I have some already in my garden which has been there for nearly 10 years with no sign of detioration.
Additional protection can be brushed on, eg. fence paint, which also gives a coloured finish.
The next major consideration I have learned from other Forum users is not to have tight curves, and as I have unlimited space I intend to make them as big as possible.
Now, the question of landscape materials.... This is very important to me, I want it to look as realistic as I can with the obvious constraints!
I want to put a station platform on the boards and would like to use 'real' slate or stone edging and possibly crushed stone surface. If anyone can offer advice on constructing this I would be delighted.
Question....... Should I put roofing felt on top of the boards and under the track first or would that make it more difficult to stick down the platform material?
Other scenic items will be natural stone/rock, tiny conifers and slate chippings for a quarry area.
Any other ideas greatly appreciated.
The answer came from an unusual source.....a redundant computer desk. This unit was missing its pull-out keyboard shelf but had all of its castors and was otherwise undamaged.
A few pieces of conti-board and several storage units later it now looks like this...
All of my spares and accessories are housed in this mobile unit. Plasticard sheet and metal rods etc are at the rear, paints and adhesives at the front. I have everything in reach without even leaving my chair.
Even room for a bottle of red on the top!
This is placed next to my modelling table, also a refugee from the kitchen...
Now it's time to make something.....
I don't mind working in the rain but the clay here is so slipperry it could be dangerous, so, I have turned my attention to the exit points where the tracks leave the shed. In previous photographs you can see a temporary board covering the openings. This was just to keep the rain out until I devised a permanent idea.

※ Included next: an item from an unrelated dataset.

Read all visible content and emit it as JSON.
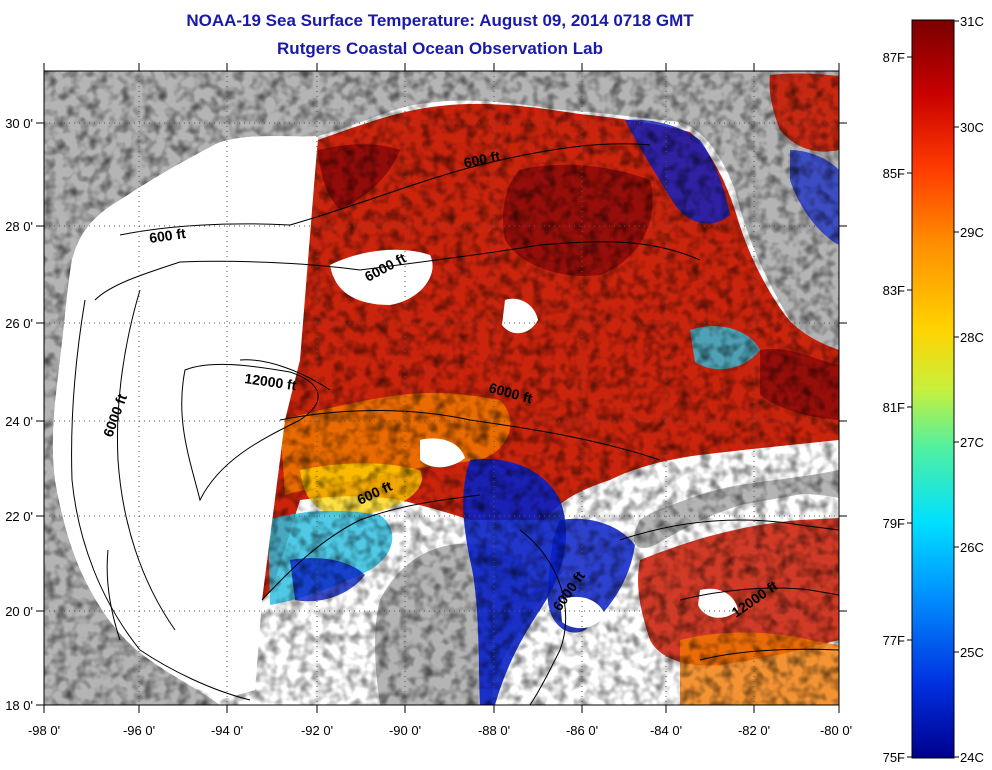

In the first picture below, the main structure has already been put in place. This is a 6inch frame pushing the opening away from the wall of the shed and keeping the scenery dry inside. Any damp would certainly destroy the plaster and other materials.
The groove, cut with my router, is to prevent any water from passing further than this point.
The new, permanent door, is made from a piece of sheet steel which I found in the 'useful one day' section of our storage shed.
It is hinged at the top with a piano hinge and brass screws. At the bottom is a strip of draught excluder which follows the contour of the track.
Door open..... Just have to make a clip to keep it from falling down on any stock passing below.
The photograph shows the track fixed in place so far. This represents the outside station area, Brockhampton, of the Brockhampton and Umbridge Railway Preservation Society, (BURPS).
The far left line is the continuous loop with two points taking track away from the return to Umbridge (inside), one giving a reversing triangle for locos running round trains at Umbridge Station.
The tracks on the right are 'steam-up' lines for visiting locos (as I don't have one, yet!). In the meantime they are sidings for stock waiting its turn.
It's difficult to imagine, that in this photograph, three boxes of Peco track have been used. I never realised how much thought went into designing a useable track plan. Even now there must be people out there who are thinking...' I wouldn't have done that'... but I have tried to think of all operational alternatives to make use of the space.
Be gentle with me, I have never built a garden railway before!